Listening to the opening half of the All Ireland, in Buenos Aires, on Radio na Gaeltachta was magical; SBB poetically describing Galway dictate and dominate. The imagery and beauty of his Irish words helping us believe, so too did the call to Connemara and Daideo`s optimistic prediction- Galway by 5.By half-time, with Galway ahead by 3, history beckoned; we decided to see it for ourselves. I fiddled with the borrowed laptop, connected cables, downloaded apps and finally got images on TV.
The previous Friday, I lunched in the Brothers` residence with Br Thomas and Br Sean, Galway men with an encyclopedic knowledge of Irish sport especially hurling. Thomas has been in South America for over 40 years, ,Seán ten years longer. Both were excited and nervous about the final. Discovering that my wife`s nephew, Jack had played football for this year`s Galway U21s. Br.Sean recounted the final against Roscommon and Jack`s game at full-back. Comprehensive communication is instant now but years ago the Brothers would have to tune in with short-wave radios and hope the BBC World Service mentioned the All-Ireland result as a final sports item. If not, they would have to wait a week for the result. They would never dream then of making a telephone call. How times have changed!

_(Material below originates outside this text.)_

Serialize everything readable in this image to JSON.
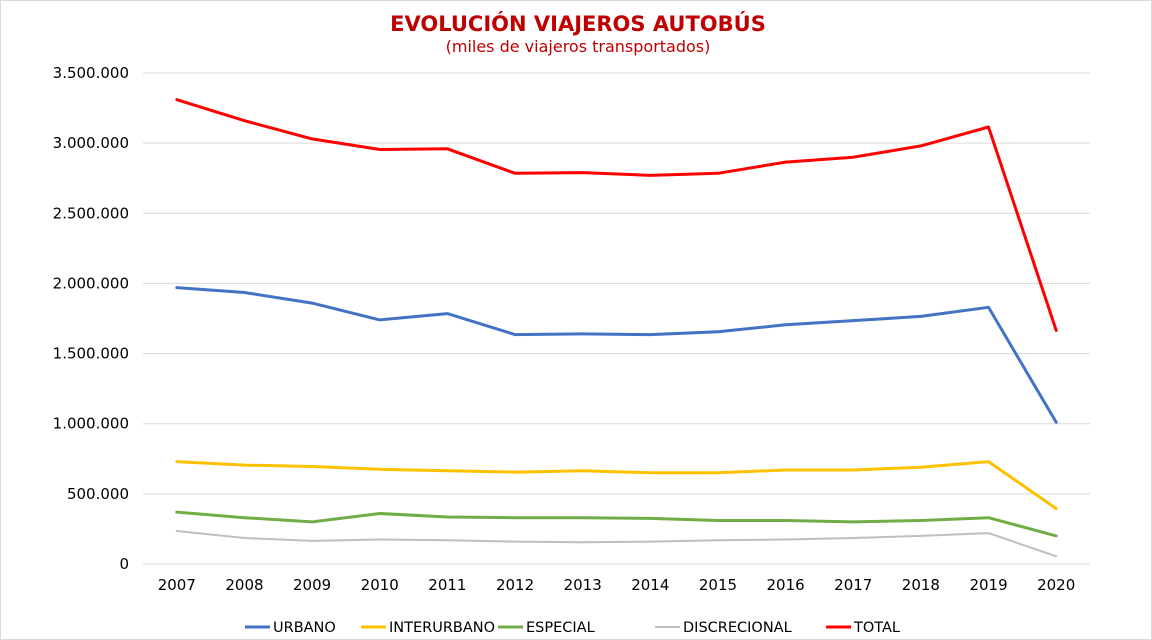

We had invited Thomas to watch the semi-final against Tipp with us but he was too nervous to watch, preferring to pray in church and catch snippets in city centre cafes. We too listened to the semi-final at a café on Peña, outside at a street table breakfasting in glorious sunshine. The mobile phone, onthe table next to the pastries and coffee, broadcasting wonderful words, commentary that licensed our dreams and memories. Galway won a thriller that day but today`s images on the television brought us back to reality. Kilkenny smothered Galway in the second half. Blurry figures moved like Darragh`s PlayStation players as the screen buffered and rebooted. TV images lagged the radio commentary so we abandoned words. Galway lost and it was my fault apparently. Darragh was upset. `You should have left the radio on, everything changed when you turned on the telly. You brought us bad luck!’